Delving further into the application procedures found me calling the Massachusetts Board of Registration in Nursing to ascertain the date on which I took my nursing board exams (good thing they didn't ask for my score!), as well as paying an additional fee to have an electronic verification of my Massachusetts license sent to the Texas Board of Nursing.
The fees for my new license application were as follows:
- Fingerprinting: $5.00
- Online application: $200.00
- Online license verification: $30.00
The most disconcerting aspect of this application was a question which required me to reveal if I have been treated or diagnosed in the last five years with Antisocial Personality Disorder, Borderline Personality Disorder, Paranoid Schizophrenia, Schizoaffective Disorder, or several other mental illnesses. While I understand the reasoning behind such questions (images of Nurse Ratched come to mind), it seems a grave violation of privacy to demand such personal and confidential medical/psychiatric information from a licensure applicant. While I'm not certain what may have occurred had I selected "yes" for a psychiatric treatment history, it seems fairly apparent that revealing such information would not necessarily win over the hearts and minds of the members of the Texas Board of Nursing who would be reviewing my application.

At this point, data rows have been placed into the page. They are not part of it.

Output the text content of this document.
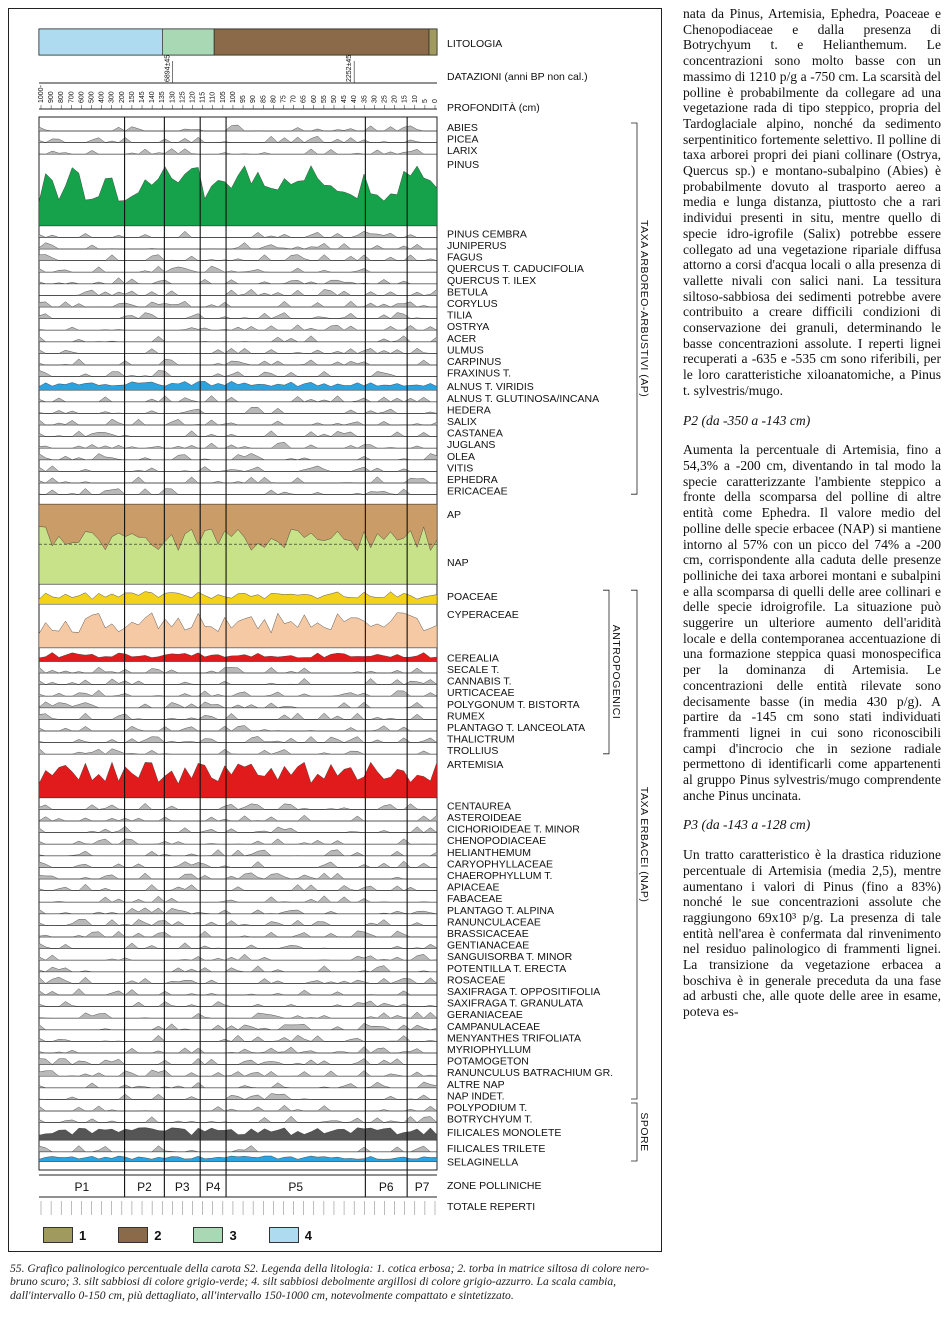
6894±45	2252±45
1000- 900 800 700 600 500 400 300 200 150 145 140 135 130 125 120 115 110 105 100 95 90 85 80 75 70 65 60 55 50 45 40 35 30 25 20 15 10 5 0
ABIES
PICEA
LARIX
PINUS
PINUS CEMBRA
JUNIPERUS
FAGUS
QUERCUS T. CADUCIFOLIA
QUERCUS T. ILEX
BETULA
CORYLUS
TILIA
OSTRYA
ACER
ULMUS
CARPINUS
FRAXINUS T.
ALNUS T. VIRIDIS
ALNUS T. GLUTINOSA/INCANA
HEDERA
SALIX
CASTANEA
JUGLANS
OLEA
VITIS
EPHEDRA
ERICACEAE
AP
NAP
POACEAE
CYPERACEAE
CEREALIA
SECALE T.
CANNABIS T.
URTICACEAE
POLYGONUM T. BISTORTA
RUMEX
PLANTAGO T. LANCEOLATA
THALICTRUM
TROLLIUS
ARTEMISIA
CENTAUREA
ASTEROIDEAE
CICHORIOIDEAE T. MINOR
CHENOPODIACEAE
HELIANTHEMUM
CARYOPHYLLACEAE
CHAEROPHYLLUM T.
APIACEAE
FABACEAE
PLANTAGO T. ALPINA
RANUNCULACEAE
BRASSICACEAE
GENTIANACEAE
SANGUISORBA T. MINOR
POTENTILLA T. ERECTA
ROSACEAE
SAXIFRAGA T. OPPOSITIFOLIA
SAXIFRAGA T. GRANULATA
GERANIACEAE
CAMPANULACEAE
MENYANTHES TRIFOLIATA
MYRIOPHYLLUM
POTAMOGETON
RANUNCULUS BATRACHIUM GR.
ALTRE NAP
NAP INDET.
POLYPODIUM T.
BOTRYCHYUM T.
FILICALES MONOLETE
FILICALES TRILETE
SELAGINELLA
TAXA ARBOREO-ARBUSTIVI (AP)
ANTROPOGENICI
TAXA ERBACEI (NAP)
SPORE
P1	P2 P3 P4	P5	P6 P7
LITOLOGIA
DATAZIONI (anni BP non cal.)
PROFONDITÀ (cm)
ZONE POLLINICHE
TOTALE REPERTI
1	2	3	4
55. Grafico palinologico percentuale della carota S2. Legenda della litologia: 1. cotica erbosa; 2. torba in matrice siltosa di colore nero-bruno scuro; 3. silt sabbiosi di colore grigio-verde; 4. silt sabbiosi debolmente argillosi di colore grigio-azzurro. La scala cambia, dall'intervallo 0-150 cm, più dettagliato, all'intervallo 150-1000 cm, notevolmente compattato e sintetizzato.

nata da Pinus, Artemisia, Ephedra, Poaceae e Chenopodiaceae e dalla presenza di Botrychyum t. e Helianthemum. Le concentrazioni sono molto basse con un massimo di 1210 p/g a -750 cm. La scarsità del polline è probabilmente da collegare ad una vegetazione rada di tipo steppico, propria del Tardoglaciale alpino, nonché da sedimento serpentinitico fortemente selettivo. Il polline di taxa arborei propri dei piani collinare (Ostrya, Quercus sp.) e montano-subalpino (Abies) è probabilmente dovuto al trasporto aereo a media e lunga distanza, piuttosto che a rari individui presenti in situ, mentre quello di specie idro-igrofile (Salix) potrebbe essere collegato ad una vegetazione ripariale diffusa attorno a corsi d'acqua locali o alla presenza di vallette nivali con salici nani. La tessitura siltoso-sabbiosa dei sedimenti potrebbe avere contribuito a creare difficili condizioni di conservazione dei granuli, determinando le basse concentrazioni assolute. I reperti lignei recuperati a -635 e -535 cm sono riferibili, per le loro caratteristiche xiloanatomiche, a Pinus t. sylvestris/mugo.

P2 (da -350 a -143 cm)

Aumenta la percentuale di Artemisia, fino a 54,3% a -200 cm, diventando in tal modo la specie caratterizzante l'ambiente steppico a fronte della scomparsa del polline di altre entità come Ephedra. Il valore medio del polline delle specie erbacee (NAP) si mantiene intorno al 57% con un picco del 74% a -200 cm, corrispondente alla caduta delle presenze polliniche dei taxa arborei montani e subalpini e alla scomparsa di quelli delle aree collinari e delle specie idroigrofile. La situazione può suggerire un ulteriore aumento dell'aridità locale e della contemporanea accentuazione di una formazione steppica quasi monospecifica per la dominanza di Artemisia. Le concentrazioni delle entità rilevate sono decisamente basse (in media 430 p/g). A partire da -145 cm sono stati individuati frammenti lignei in cui sono riconoscibili campi d'incrocio che in sezione radiale permettono di identificarli come appartenenti al gruppo Pinus sylvestris/mugo comprendente anche Pinus uncinata.

P3 (da -143 a -128 cm)

Un tratto caratteristico è la drastica riduzione percentuale di Artemisia (media 2,5), mentre aumentano i valori di Pinus (fino a 83%) nonché le sue concentrazioni assolute che raggiungono 69x10³ p/g. La presenza di tale entità nell'area è confermata dal rinvenimento nel residuo palinologico di frammenti lignei. La transizione da vegetazione erbacea a boschiva è in generale preceduta da una fase ad arbusti che, alle quote delle aree in esame, poteva es-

While I admit to feeling both inconvenienced and annoyed at the frankly burdensome nature of this process, I understand that it is indeed a privilege to practice as a nurse in any state or country, and both nursing education and licensure are difficult for a reason: to winnow down the applicants to the hearty few who can see the transaction through to the bitter end. From seeking admission to nursing school to surviving clinical to passing the nursing boards, nothing about becoming a nurse---or remaining one---is simple, and perhaps that is, in fact, for the best.
I will indeed be grateful to receive my Texas nursing license---and the rights and responsibilities therein---and will frankly breathe an enormous sigh of relief when the red tape has been sufficiently satisfied. It has been an intimidatingly complicated business, and obtaining that license will be a moment of great satisfaction indeed.